CDU gibt die Noten frei

Um im Wahlkampf einen Konflikt um die Noten in Integrationsklassen zu entschärfen, startet die CDU ein Experiment: Alle Schulen können versuchsweise auf Ziffernzeugnisse verzichten

VON KAIJA KUTTER

In der Bürgerschaft hat sich am Mittwochabend eine kleine Revolution ereignet: Da wurde ein Gesetz beschlossen, das es im Prinzip allen Schulen erlaubt, im Rahmen eines Schulversuchs auf Zensuren zu verzichten – und das auf Antrag der CDU. Statt herkömmlichen Noten sollen „innovative Formen der Kompetenzmessung“ erprobt werden, die schlicht benennen, was ein Kind kann und was noch nicht. So müssen auch in den Integrationsklassen weiterhin keine Zensuren verteilt werden.

Wer die Debatte seit der CDU-Regierungsübernahme verfolgt hat, reibt sich da verwundert die Augen: Bis 2002 waren an den Grundschulen Berichtszeugnisse erlaubt. Es war die CDU, die wieder einen Notenzwang für die 3. und 4. Klassen vorschrieb. Lediglich für die Integrativen Regelklassen (IR) und Integrationsklassen (I-Klassen) wurde aufgrund ihres besonderen pädagogischen Auftrags eine Ausnahme erlaubt. Und als CDU-Bildungssenatorin Alexandra Dinges-Dierig 2005 es den Schulen im Rahmen des Konzepts „Selbstverantwortete Schule“ wieder erlauben wollte, ohne Ziffernnoten zu arbeiten, war es die Union, die ihre eigene Fachsenatorin stoppte.

Und die CDU ging noch weiter: Sie hat das Schulgesetz dahingehend geändert, dass fortan auch die nicht behinderten Schüler in I-Klassen wieder Zahlenzeugnisse bekommen. Bei vielen Eltern und Lehrern stößt dies auf erbitterten Widerstand: Erst am Dienstag dieser Woche fand sich unter Federführung der Elternkammer ein Bündnis zusammen, das dem CDU-Vorhaben den Kampf ansagte – Motto: „Quatsch mit Zensuren“.

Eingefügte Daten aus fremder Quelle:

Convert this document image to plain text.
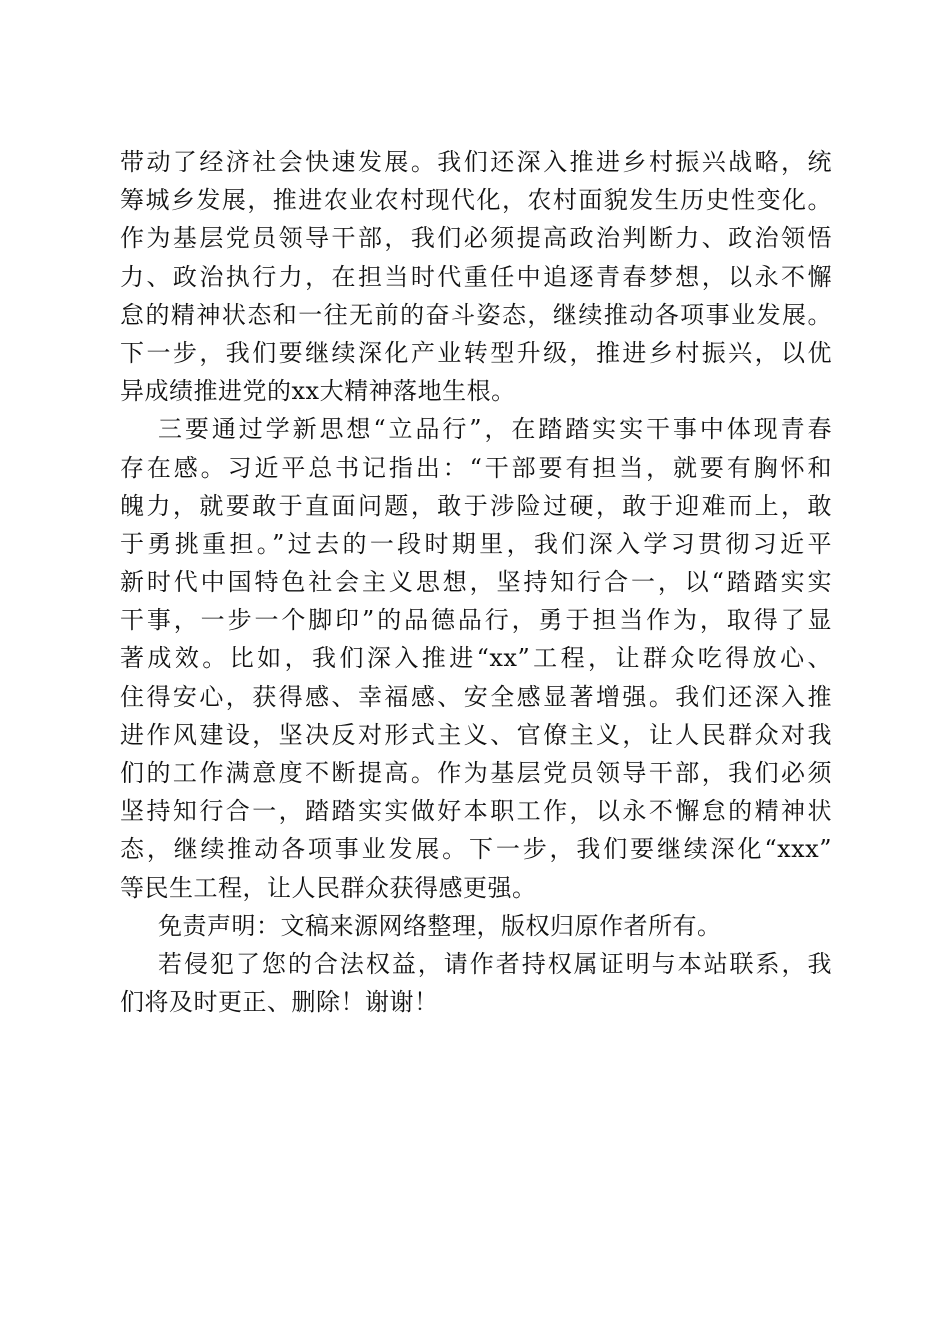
带动了经济社会快速发展。我们还深入推进乡村振兴战略，统
筹城乡发展，推进农业农村现代化，农村面貌发生历史性变化。
作为基层党员领导干部，我们必须提高政治判断力、政治领悟
力、政治执行力，在担当时代重任中追逐青春梦想，以永不懈
怠的精神状态和一往无前的奋斗姿态，继续推动各项事业发展。
下一步，我们要继续深化产业转型升级，推进乡村振兴，以优
异成绩推进党的xx大精神落地生根。
三要通过学新思想“立品行”，在踏踏实实干事中体现青春
存在感。习近平总书记指出：“干部要有担当，就要有胸怀和
魄力，就要敢于直面问题，敢于涉险过硬，敢于迎难而上，敢
于勇挑重担。”过去的一段时期里，我们深入学习贯彻习近平
新时代中国特色社会主义思想，坚持知行合一，以“踏踏实实
干事，一步一个脚印”的品德品行，勇于担当作为，取得了显
著成效。比如，我们深入推进“xx”工程，让群众吃得放心、
住得安心，获得感、幸福感、安全感显著增强。我们还深入推
进作风建设，坚决反对形式主义、官僚主义，让人民群众对我
们的工作满意度不断提高。作为基层党员领导干部，我们必须
坚持知行合一，踏踏实实做好本职工作，以永不懈怠的精神状
态，继续推动各项事业发展。下一步，我们要继续深化“xxx”
等民生工程，让人民群众获得感更强。
免责声明：文稿来源网络整理，版权归原作者所有。
若侵犯了您的合法权益，请作者持权属证明与本站联系，我
们将及时更正、删除！谢谢！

Aus Sicht der CDU galt es nun offenbar, im beginnenden Wahlkampf rasch einen Konflikt zu befrieden. Hatte sie doch gerade erst ein Debakel mit ihrer von der eigenen Klientel abgelehnten Gymnasial-Rettungskampagne erlebt.

Der CDU-Schulpolitiker Robert Heinemann tritt die Flucht nach vorn an. „Es handelt sich bei diesem Schulversuch um etwas, was die Behörde schon lange wollte“, sagt er zur taz. Er sei eigentlich für die nächste Legislatur geplant, „es spricht aber nicht dagegen, schon in diesem Frühjahr zu beginnen“. Die Schulen sollen „Kompetenzraster“ entwickeln, mit denen die bundesweit vereinbarten Bildungsstandards heruntergebrochen werden. Statt einer 2 oder 3 in Mathe bekommt ein Schüler beispielsweise attestiert, welche Rechenart in welchem Zahlenraum er beherrscht.

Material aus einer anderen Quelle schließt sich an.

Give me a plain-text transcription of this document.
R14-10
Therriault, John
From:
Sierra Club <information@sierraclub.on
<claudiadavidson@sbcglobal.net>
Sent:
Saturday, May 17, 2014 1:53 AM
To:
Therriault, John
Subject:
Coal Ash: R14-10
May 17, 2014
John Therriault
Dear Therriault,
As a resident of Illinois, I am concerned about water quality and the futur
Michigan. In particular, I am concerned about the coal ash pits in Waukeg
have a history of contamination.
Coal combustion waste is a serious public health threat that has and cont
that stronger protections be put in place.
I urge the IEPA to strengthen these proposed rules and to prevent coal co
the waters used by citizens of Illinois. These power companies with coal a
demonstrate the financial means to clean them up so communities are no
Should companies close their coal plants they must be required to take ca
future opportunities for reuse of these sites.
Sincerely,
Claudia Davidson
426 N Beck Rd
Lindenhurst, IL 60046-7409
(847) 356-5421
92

„Es handelt sich um ein Projekt für diejenigen, die in den Integrationsklassen auf keinen Fall getrennte Notengebung für behinderte und nicht behinderte Schüler wollen“, erklärt Alexander Luckow, Sprecher der Bildungsbehörde. „Diejenigen Schulen, die bisher Lernberichte geschrieben haben, können diese Praxis anhand eines Kompetenzrasters weiterführen.“ Das wäre in Absprache mit der Schulaufsicht auch sofort möglich. Eine Ausnahme gibt es nur für die 4. Klassen der I-Schulen: Sie sollen nach Willen von Behörde und CDU zum nächsten Halbjahr einmalig Ziffernnoten erhalten.

Nicht alle sind daher zufrieden mit der Neuerung: „Wir bedauern das sehr. Das ist ein harter Einschnitt, zumal es in Zukunft nicht so sein muss“, sagt Martin Kunstreich vom Verband für Integration an Hamburger Schulen (VIHS). Gleichwohl begrüße er die Gesetzänderung sehr, die es nun „allen Schulen ermöglicht, zu zukunftsorientierten Leistungsbewertungen zu kommen“, so Kunstreich. Nötig wäre, dass die Behörde nun schnell bekannt gibt, wie das Gesetz umgesetzt wird.